Мотивы скитания и полета формируют в отрывке «Рим» тему самосовершенствования персонажа-мужчины. В таком самосовершенствовании Гоголь видит один из путей, позволяющий мужчине стать достойным тех ценностей, что связаны с женским началом. Итогом такого самосовершенствования, как показывает писатель, может стать открытие и приятие в себе своей женской ипостаси, ее гармоническое воссоединение с мужской (символ Рима в финале цикла).

§2 Гендерные аспекты образа маски значительного лица в пьесе «Ревизор»

Основные события в комедии связаны с развитием мотива маски значительного лица, под которой скрыто лицо незначительное (Хлестаков). Такое подобие маски формируется на «перекрестье» мужских и женских представлений о госте из Петербурга (чиновники, Анна Андреевна и Марья Антоновна). Хлестаков становится своеобразным «кривым зеркалом» их искаженных представлений о столице и важных чиновниках.

Совокупность таких источников маски позволяет Гоголю развить две ее составляющие: усложнить и гипертрофировать образ чина, а также усилить эффект мужского обаяния. Эти две грани маски значительного лица предельно разрастаются к началу пятого действия, а затем полностью разрушаются (в письме другу Тряпичкину).

Так гендерные мотивировки оказываются исподволь вовлечены в формирование и развитие конфликтов комедии, существенно влияя на драматургическую динамику ее смыслов.

§ 3 Циклообразующие функции гендерных мотивов и образов в «Мертвых душах»

Не менее любопытный вариант мотива скитания мужской души представлен в «Мертвых душах». Первый том поэмы, как выяснилось в процессе анализа, также оказался органически связан с циклом «Миргород». На такую связь указывал не только образ дороги, как бы выходящей из малороссийского городка в мир большой, но и отчетливые ассоциации Чичикова с Иваном Ивановичем из последней повести цикла.

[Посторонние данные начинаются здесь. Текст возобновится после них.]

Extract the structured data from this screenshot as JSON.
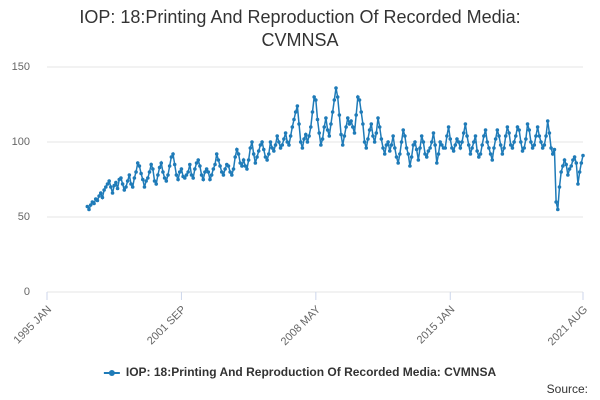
{
  "chart_data": {
    "type": "line",
    "title": "IOP: 18:Printing And Reproduction Of Recorded Media: CVMNSA",
    "source": "Source:",
    "legend": "bottom",
    "grid": true,
    "ylim": [
      0,
      150
    ],
    "yticks": [
      0,
      50,
      100,
      150
    ],
    "xlim": [
      "1995-01",
      "2021-08"
    ],
    "xticks": [
      {
        "value": "1995-01",
        "label": "1995 JAN"
      },
      {
        "value": "2001-09",
        "label": "2001 SEP"
      },
      {
        "value": "2008-05",
        "label": "2008 MAY"
      },
      {
        "value": "2015-01",
        "label": "2015 JAN"
      },
      {
        "value": "2021-08",
        "label": "2021 AUG"
      }
    ],
    "x": [
      "1997-01",
      "1997-02",
      "1997-03",
      "1997-04",
      "1997-05",
      "1997-06",
      "1997-07",
      "1997-08",
      "1997-09",
      "1997-10",
      "1997-11",
      "1997-12",
      "1998-01",
      "1998-02",
      "1998-03",
      "1998-04",
      "1998-05",
      "1998-06",
      "1998-07",
      "1998-08",
      "1998-09",
      "1998-10",
      "1998-11",
      "1998-12",
      "1999-01",
      "1999-02",
      "1999-03",
      "1999-04",
      "1999-05",
      "1999-06",
      "1999-07",
      "1999-08",
      "1999-09",
      "1999-10",
      "1999-11",
      "1999-12",
      "2000-01",
      "2000-02",
      "2000-03",
      "2000-04",
      "2000-05",
      "2000-06",
      "2000-07",
      "2000-08",
      "2000-09",
      "2000-10",
      "2000-11",
      "2000-12",
      "2001-01",
      "2001-02",
      "2001-03",
      "2001-04",
      "2001-05",
      "2001-06",
      "2001-07",
      "2001-08",
      "2001-09",
      "2001-10",
      "2001-11",
      "2001-12",
      "2002-01",
      "2002-02",
      "2002-03",
      "2002-04",
      "2002-05",
      "2002-06",
      "2002-07",
      "2002-08",
      "2002-09",
      "2002-10",
      "2002-11",
      "2002-12",
      "2003-01",
      "2003-02",
      "2003-03",
      "2003-04",
      "2003-05",
      "2003-06",
      "2003-07",
      "2003-08",
      "2003-09",
      "2003-10",
      "2003-11",
      "2003-12",
      "2004-01",
      "2004-02",
      "2004-03",
      "2004-04",
      "2004-05",
      "2004-06",
      "2004-07",
      "2004-08",
      "2004-09",
      "2004-10",
      "2004-11",
      "2004-12",
      "2005-01",
      "2005-02",
      "2005-03",
      "2005-04",
      "2005-05",
      "2005-06",
      "2005-07",
      "2005-08",
      "2005-09",
      "2005-10",
      "2005-11",
      "2005-12",
      "2006-01",
      "2006-02",
      "2006-03",
      "2006-04",
      "2006-05",
      "2006-06",
      "2006-07",
      "2006-08",
      "2006-09",
      "2006-10",
      "2006-11",
      "2006-12",
      "2007-01",
      "2007-02",
      "2007-03",
      "2007-04",
      "2007-05",
      "2007-06",
      "2007-07",
      "2007-08",
      "2007-09",
      "2007-10",
      "2007-11",
      "2007-12",
      "2008-01",
      "2008-02",
      "2008-03",
      "2008-04",
      "2008-05",
      "2008-06",
      "2008-07",
      "2008-08",
      "2008-09",
      "2008-10",
      "2008-11",
      "2008-12",
      "2009-01",
      "2009-02",
      "2009-03",
      "2009-04",
      "2009-05",
      "2009-06",
      "2009-07",
      "2009-08",
      "2009-09",
      "2009-10",
      "2009-11",
      "2009-12",
      "2010-01",
      "2010-02",
      "2010-03",
      "2010-04",
      "2010-05",
      "2010-06",
      "2010-07",
      "2010-08",
      "2010-09",
      "2010-10",
      "2010-11",
      "2010-12",
      "2011-01",
      "2011-02",
      "2011-03",
      "2011-04",
      "2011-05",
      "2011-06",
      "2011-07",
      "2011-08",
      "2011-09",
      "2011-10",
      "2011-11",
      "2011-12",
      "2012-01",
      "2012-02",
      "2012-03",
      "2012-04",
      "2012-05",
      "2012-06",
      "2012-07",
      "2012-08",
      "2012-09",
      "2012-10",
      "2012-11",
      "2012-12",
      "2013-01",
      "2013-02",
      "2013-03",
      "2013-04",
      "2013-05",
      "2013-06",
      "2013-07",
      "2013-08",
      "2013-09",
      "2013-10",
      "2013-11",
      "2013-12",
      "2014-01",
      "2014-02",
      "2014-03",
      "2014-04",
      "2014-05",
      "2014-06",
      "2014-07",
      "2014-08",
      "2014-09",
      "2014-10",
      "2014-11",
      "2014-12",
      "2015-01",
      "2015-02",
      "2015-03",
      "2015-04",
      "2015-05",
      "2015-06",
      "2015-07",
      "2015-08",
      "2015-09",
      "2015-10",
      "2015-11",
      "2015-12",
      "2016-01",
      "2016-02",
      "2016-03",
      "2016-04",
      "2016-05",
      "2016-06",
      "2016-07",
      "2016-08",
      "2016-09",
      "2016-10",
      "2016-11",
      "2016-12",
      "2017-01",
      "2017-02",
      "2017-03",
      "2017-04",
      "2017-05",
      "2017-06",
      "2017-07",
      "2017-08",
      "2017-09",
      "2017-10",
      "2017-11",
      "2017-12",
      "2018-01",
      "2018-02",
      "2018-03",
      "2018-04",
      "2018-05",
      "2018-06",
      "2018-07",
      "2018-08",
      "2018-09",
      "2018-10",
      "2018-11",
      "2018-12",
      "2019-01",
      "2019-02",
      "2019-03",
      "2019-04",
      "2019-05",
      "2019-06",
      "2019-07",
      "2019-08",
      "2019-09",
      "2019-10",
      "2019-11",
      "2019-12",
      "2020-01",
      "2020-02",
      "2020-03",
      "2020-04",
      "2020-05",
      "2020-06",
      "2020-07",
      "2020-08",
      "2020-09",
      "2020-10",
      "2020-11",
      "2020-12",
      "2021-01",
      "2021-02",
      "2021-03",
      "2021-04",
      "2021-05",
      "2021-06",
      "2021-07",
      "2021-08"
    ],
    "series": [
      {
        "name": "IOP: 18:Printing And Reproduction Of Recorded Media: CVMNSA",
        "color": "#1f7bb8",
        "values": [
          57,
          55,
          58,
          60,
          59,
          62,
          61,
          64,
          66,
          63,
          68,
          70,
          72,
          74,
          70,
          66,
          71,
          73,
          69,
          75,
          76,
          72,
          68,
          70,
          74,
          78,
          72,
          70,
          76,
          80,
          86,
          84,
          79,
          75,
          70,
          74,
          76,
          80,
          85,
          82,
          74,
          72,
          78,
          83,
          86,
          80,
          76,
          74,
          78,
          84,
          90,
          92,
          85,
          78,
          75,
          80,
          82,
          77,
          76,
          78,
          80,
          85,
          78,
          76,
          82,
          86,
          88,
          84,
          78,
          75,
          80,
          82,
          80,
          75,
          78,
          82,
          85,
          92,
          88,
          84,
          80,
          78,
          82,
          85,
          84,
          80,
          78,
          82,
          90,
          95,
          92,
          86,
          84,
          88,
          84,
          82,
          88,
          96,
          100,
          92,
          86,
          90,
          94,
          98,
          100,
          95,
          90,
          88,
          92,
          100,
          96,
          94,
          98,
          104,
          100,
          96,
          98,
          102,
          106,
          100,
          98,
          104,
          110,
          115,
          120,
          124,
          112,
          100,
          96,
          102,
          105,
          100,
          104,
          110,
          120,
          130,
          128,
          115,
          106,
          98,
          102,
          110,
          116,
          108,
          104,
          112,
          120,
          128,
          136,
          130,
          118,
          105,
          98,
          104,
          110,
          116,
          112,
          114,
          110,
          106,
          118,
          130,
          128,
          120,
          112,
          100,
          96,
          102,
          108,
          112,
          104,
          100,
          106,
          116,
          110,
          102,
          96,
          92,
          98,
          100,
          94,
          98,
          104,
          96,
          90,
          86,
          92,
          100,
          108,
          104,
          96,
          92,
          84,
          90,
          98,
          100,
          95,
          88,
          96,
          104,
          100,
          92,
          90,
          94,
          96,
          100,
          106,
          98,
          86,
          92,
          100,
          98,
          96,
          96,
          104,
          110,
          102,
          96,
          94,
          98,
          102,
          100,
          96,
          100,
          106,
          112,
          104,
          98,
          92,
          96,
          100,
          104,
          94,
          90,
          92,
          98,
          104,
          108,
          100,
          96,
          92,
          88,
          96,
          102,
          108,
          104,
          98,
          92,
          96,
          104,
          110,
          106,
          98,
          96,
          100,
          104,
          110,
          108,
          100,
          94,
          96,
          102,
          112,
          108,
          100,
          96,
          98,
          104,
          110,
          104,
          100,
          96,
          98,
          104,
          114,
          106,
          96,
          92,
          95,
          60,
          55,
          70,
          80,
          84,
          88,
          85,
          78,
          82,
          84,
          88,
          90,
          86,
          72,
          80,
          86,
          91
        ]
      }
    ]
  }
}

Став основой мотива путешествия, эта ассоциация постепенно обросла целым рядом сопутствующих. Их динамическая совокупность сформировала в «Мертвых душах» почти непрерывное развитие слоя потенциальных смыслов. Этот слой был основан на гендерной проблематике, которая «притянула» множество образов и мотивов из самых разных произведений Гоголя, позволив им скрыто участвовать в процессах смыслообразования первого тома поэмы.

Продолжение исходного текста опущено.